Saturday, April 19, 2014

Read Tortilla Curtain, then you'll understand...



      If there was one word I would use to describe the character Delaney, from T.C. Boyle’s book, “Tortilla Curtain,” it would be pusillanimous.  I had to look up this word when I was in the 7th grade, and I have been waiting for the perfect time to use it, and here it is: “Pusillanimous:  lacking courage and resolution : marked by contemptible timidity.”  Delaney’s constantly timid in dealing with his peers, and his lack of courage to stand up for himself astounds me.  He didn’t really start out that way.  In the beginning, Delaney was about tolerance and all things nature and connected.  However, as instances started happening, he let the prejudices and fears of those around him, influence his way of thinking.  Suddenly, he was noticing bad omens all around him. Mexicans who only wanted to steal things, and dirty things, and make everything worse.  I call him pusillanimous because, as the word states, he knows his thoughts are wrong, he knows his neighbors are wrong, and yet he has not the courage to really stand up and do something about it.  He is perfectly okay with living his life in his little bubble.  Each passing chapter I read, his inner monologue tells of his struggles with the racism and blame going on, and yet, his outward actions and words prove him to be nothing more than whatever people want him to be.
      For example; he never wanted the gate to be put up, and he made a half hearted, barely perceived argument against it.  In his mind he was dead-set about that gate.  Yet, when he sees a car drive by slowly with loud music, his first decree is that yes, the gate might be good after all.  He has no idea who is in the car, or why they are there in the neighborhood.  He doesn’t see the driver or any passengers, but he feels because of what Jack said, that in all likelihood, they are Mexican and up to no good. Delaney never considers that the threat could be from teenagers already living in Arroyo Blanco or any other situation that could account for the car.  Simply taking in all the racist rhetoric Jack and his cronies have been spouting, is enough to create doubt and suspicion in Delaney’s mind.  It is my opinion that Delaney embodies the word pusillanimous simply because he is weak where others are concerned.

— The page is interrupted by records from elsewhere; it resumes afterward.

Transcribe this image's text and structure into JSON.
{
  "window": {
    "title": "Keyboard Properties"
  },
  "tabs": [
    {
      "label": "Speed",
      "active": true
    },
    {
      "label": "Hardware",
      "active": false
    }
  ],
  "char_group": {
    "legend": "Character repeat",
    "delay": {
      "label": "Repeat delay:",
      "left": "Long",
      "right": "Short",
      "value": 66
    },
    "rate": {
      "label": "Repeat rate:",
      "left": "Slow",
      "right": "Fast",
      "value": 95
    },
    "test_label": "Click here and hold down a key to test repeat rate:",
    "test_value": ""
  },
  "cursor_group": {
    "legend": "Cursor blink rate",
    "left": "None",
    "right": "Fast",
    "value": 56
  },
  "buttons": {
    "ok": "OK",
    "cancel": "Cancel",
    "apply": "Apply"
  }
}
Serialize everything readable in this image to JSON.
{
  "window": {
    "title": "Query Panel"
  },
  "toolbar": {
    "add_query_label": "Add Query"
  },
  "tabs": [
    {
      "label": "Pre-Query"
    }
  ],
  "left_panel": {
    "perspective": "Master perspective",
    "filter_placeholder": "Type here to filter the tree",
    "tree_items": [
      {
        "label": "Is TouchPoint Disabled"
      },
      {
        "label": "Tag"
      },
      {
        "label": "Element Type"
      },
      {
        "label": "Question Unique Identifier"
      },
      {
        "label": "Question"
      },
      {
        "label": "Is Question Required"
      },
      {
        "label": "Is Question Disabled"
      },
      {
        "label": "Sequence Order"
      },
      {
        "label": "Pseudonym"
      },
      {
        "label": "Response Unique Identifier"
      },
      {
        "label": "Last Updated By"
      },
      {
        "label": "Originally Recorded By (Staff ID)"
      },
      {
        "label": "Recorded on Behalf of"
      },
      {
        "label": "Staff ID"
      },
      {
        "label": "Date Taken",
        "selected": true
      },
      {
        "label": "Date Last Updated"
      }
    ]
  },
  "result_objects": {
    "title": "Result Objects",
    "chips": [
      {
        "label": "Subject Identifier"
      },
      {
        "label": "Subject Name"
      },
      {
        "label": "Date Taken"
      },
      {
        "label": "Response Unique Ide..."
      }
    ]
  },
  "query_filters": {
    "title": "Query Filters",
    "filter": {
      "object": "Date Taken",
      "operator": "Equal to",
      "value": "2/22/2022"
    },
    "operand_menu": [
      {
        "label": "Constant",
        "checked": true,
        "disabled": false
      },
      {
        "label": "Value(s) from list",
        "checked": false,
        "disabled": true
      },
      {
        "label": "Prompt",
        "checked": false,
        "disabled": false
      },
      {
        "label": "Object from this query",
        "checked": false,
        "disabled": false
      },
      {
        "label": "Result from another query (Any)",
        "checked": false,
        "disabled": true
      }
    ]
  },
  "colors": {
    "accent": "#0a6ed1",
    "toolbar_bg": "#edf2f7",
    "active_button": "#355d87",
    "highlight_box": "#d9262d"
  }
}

     When Kyra states that she made an effort to get rid of the labor stand, Delaney feels that was a step too far.  Does he say anything to her about his actual thoughts? Nope.  Before that, he sees the man he ran over getting beat up in the parking lot of a store.  Does he help? No, once again, he pushes his good conscious aside and instead attributes Candido’s beat down to a “serves him right for begging,” mentality.  In the beginning of the book, you would think that maybe, just maybe he would have tried to stop the fight, or intervened in some way.  By that chapter, however, you learn that he has accepted this outward way of thinking to the point where he is just fine with letting a fellow human being get beat up. Trash, animals, plants, and all  nature be saved, but to Delaney, Mexicans be damned.